[内容]
多くの昆虫の生態について、様々な角度から解説されている。
[感想]
4つの章に分けて、ひたすら昆虫の話が続くのだが、これがとにかく面白い。
昆虫の社会生活は人間社会の縮図だそうで、表紙裏には
「私たち人間がやっている行動や、築いてきた社会・文明によって生じた物事は、
ほとんど昆虫が先にやっている。
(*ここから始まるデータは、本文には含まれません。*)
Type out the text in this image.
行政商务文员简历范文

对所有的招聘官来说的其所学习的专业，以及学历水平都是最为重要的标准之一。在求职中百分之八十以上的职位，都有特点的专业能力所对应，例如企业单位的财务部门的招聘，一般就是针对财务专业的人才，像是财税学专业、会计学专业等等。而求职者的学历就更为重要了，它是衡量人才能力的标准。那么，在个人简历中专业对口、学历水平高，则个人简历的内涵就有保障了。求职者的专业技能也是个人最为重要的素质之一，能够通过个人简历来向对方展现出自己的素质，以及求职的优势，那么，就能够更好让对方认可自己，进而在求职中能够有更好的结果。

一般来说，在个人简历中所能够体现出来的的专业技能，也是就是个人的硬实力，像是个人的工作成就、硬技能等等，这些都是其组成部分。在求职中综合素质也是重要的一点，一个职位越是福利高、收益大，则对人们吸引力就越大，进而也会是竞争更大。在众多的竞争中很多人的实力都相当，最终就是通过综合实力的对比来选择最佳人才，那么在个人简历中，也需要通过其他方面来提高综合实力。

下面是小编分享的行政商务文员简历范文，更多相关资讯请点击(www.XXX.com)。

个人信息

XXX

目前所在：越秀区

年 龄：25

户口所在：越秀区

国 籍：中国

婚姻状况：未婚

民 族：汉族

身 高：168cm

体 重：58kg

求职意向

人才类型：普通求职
」と書かれている。
『 狩猟、採集、農業、牧畜、建築、戦争、階級制度、共生、寄生、略奪、
繁殖の為の贈り物、略奪愛、同性愛、子殺し、クローン増殖、他 』
これらについて、それぞれ実例で解説。
写真も豊富で、カラーは最初の8頁だけだが、擬態により見分けがつかない程
そっくりな虫達、アリに触角の第一節をくわえて運んでもらう虫等、インパクト
が大きいものばかりで見入ってしまった。
「蛾の幼虫が葉を食べると、植物の成分と幼虫の唾液が混じって、寄生蜂を誘引
する化学物質が作られる。」等、大部分の植物には、昆虫にとっての毒が防御
物質として含まれているそうで、著者がこれを「殺し屋や護衛を雇う植物はかなり
多い。」と表現しているのには、ちょっと笑ってしまった。
怖すぎる虫もいる。
・ハリガネムシは、寄主を水のある場所まで移動させて、腹部を破って出てくる。
・ある種のアリはヒアリに寄生して、成熟するとヒアリの頭を切り落として出てくる。
・クロアナバチは、捕まえたツユムシに麻酔を打ち込み、卵を産んで埋める。孵化
した幼虫はそのツユムシを殺さない程度にゆっくりと食べて成長する。
強烈なものばかりピックアップしたが、感心する話が殆どで子供も楽しめると思う。